“As Long As My Bins Get Lifted”…
A Citizen Engagement Project Across The Causeway Coast & Glens Council
Words will (and do) shape our thoughts and actions. For example, the stories we tell each other about our new local Councils will influence how we think about local government, our hopes & expectations and whether/how we decide to relate to our Council.
Whilst many of the stories we tell each other about politics might be cynical and hope-less, what if we changed the story and began talking about what is working, what we would like more of, what gives us pride and hope in our areas and in each other, what are we prepared to do and what might we need to let go of. What if we started from a different beginning: that our new Council delivers important services that matter to our neighbourhoods; that they are the first point of contact for many people engaging in local politics; and that they have increased powers as a result of local government reform and carry a significant civic leadership role. And why don’t we begin with bins – for many people the one service that everyone gets from their Council.
Q. What’s the project about?
“As Long as My Bins Get Lifted” is an 18-month project (Sept ’15 – Feb ’17) supported by the Building Change Trust engaging with a wide range of citizens in the Causeway Coast & Glens Council area using a range of creative methods to:
* Collect stories & understandings of citizens’ relationships with Council, with community and place, and with each other;
* Imagine possibilities informed by stories of what has worked and is working;
* Explore what it would take to create relationships that work for people;
* Inform effective community planning within the Council with the belief that it open, fair and inclusive relationships will shape the success of community planning.
The project will be trying out three creative community engagement tools throughout the project: Pop Up Democracy; Community Visioning; Forum Theatre. http://civicactivism.buildingchangetrust.org/
Q. What are we going to do?
The project has four distinct phases:
1. (2015) Engagement with the general public across 20 different locations across the Council area through the performance of a street-theatre piece to gather initial perspectives & thoughts on identities, communities, public services and Council. These sites will include supermarkets, nail bars, buses, hairdressers, car boot sales, nightclubs / pubs; schools/FE Colleges; sporting fixtures; festivals; churches; benefits offices, workplaces and will represent a good cross-section of the 40 electoral wards across the Council. POP UP DEMOCRACY
2. (2016) Invitation to people to step into an ‘inside space’ following the street-theatre for a more focused conversation on experiences & possibilities in their relationship within their new Council and within their communities. COMMUNITY VISIONING
3. (2017) Invitation to be part of a residential to begin identifying key stories of change, power and possibilities informing a final public event using FORUM THEATRE to rehearse new realities and possibilities with key public service providers.

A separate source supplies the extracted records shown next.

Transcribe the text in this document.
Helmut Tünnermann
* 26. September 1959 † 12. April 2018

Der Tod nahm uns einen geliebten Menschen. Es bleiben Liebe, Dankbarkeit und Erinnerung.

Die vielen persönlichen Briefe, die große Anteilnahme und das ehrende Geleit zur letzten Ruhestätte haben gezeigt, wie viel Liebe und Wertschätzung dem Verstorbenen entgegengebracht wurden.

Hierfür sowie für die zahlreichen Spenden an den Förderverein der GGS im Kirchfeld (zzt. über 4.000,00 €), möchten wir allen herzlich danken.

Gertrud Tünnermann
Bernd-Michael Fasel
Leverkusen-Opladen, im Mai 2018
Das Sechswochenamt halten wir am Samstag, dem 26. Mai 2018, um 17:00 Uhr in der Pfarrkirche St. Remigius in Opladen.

4. (October 2017 – June 2018) The next stage of the project “Second Course” (2017/18) has begun with a new additonal partner Triangle Housing. The programme of activities will use Participatory budgeting (PB) – A process of democratic deliberation and decision-making in which communities decide how to allocate part of a municipal or public budget.
We will also be using a variety of creative social media tools contributing to wider public conversation. with the hashtag #dontbinyourvoice.
Q. Who’s Involved?
The WNoT partners involved in this project: Building Community Resource Centre; Beyond Skin; Charo Lanao-Madden; Corrymeela; Rural Community Network; Triangle Housing; CAN: Triangle Housing; Jez Hall: Causeway Coast & Glens Borough Council; Building Change Trust; Collectively we bring a wide range of skills, experiences and passion for this work and project.
Q. What could success look like?
* Communities of practice stories as to how citizens engage with key public service providers and their new Council;
* List of new possible stories and first steps into bringing those stories into reality;
* Provide a temperature check as to how citizens see the possibilities of their new Council at the beginning of a community planning process;
* Number of and diversity of people engaged with and remaining involved throughout the length of the project .
* Giving voice to those who feel on the edges. For example: people from low income backgrounds; migrants; refuges & asylum seekers; members of the LGBT community; black & minority ethnic citizens…
* Tapping into and supporting people’s sense of agency & power in their neighbourhoods;
* Change in the stories we tell ourselves about each other and about politics;
* Contribution to participatory skills development among Council staff;
* Citizens with the skills and confidence to engage with their Council and other key public service providers.
Q. What a Learning Partnership with the Council could look like?
We are interested in establishing a mutual learning partnership with the Council. This would include a regular and effective communication process to share the learning from the project and its applicability as the Council develops its community planning & good relations/civic leadership functions. As an initial ask we would be interested in exploring:
1. The possibility of an initial meeting with a number of Council staff within the ‘refuse department’ in Oct/Nov to explain the project and explore interest in being involved.
2. The viability of a sticker being placed on all bins in January ‘16 that creatively communicates the themes of the project.
3. The possibility of engaging with elected representatives in January ’16 to inform about project.
4. The viability of being able to borrow a number of bins which could be transported/and or stored at each of the locations where the street performance will be taking place.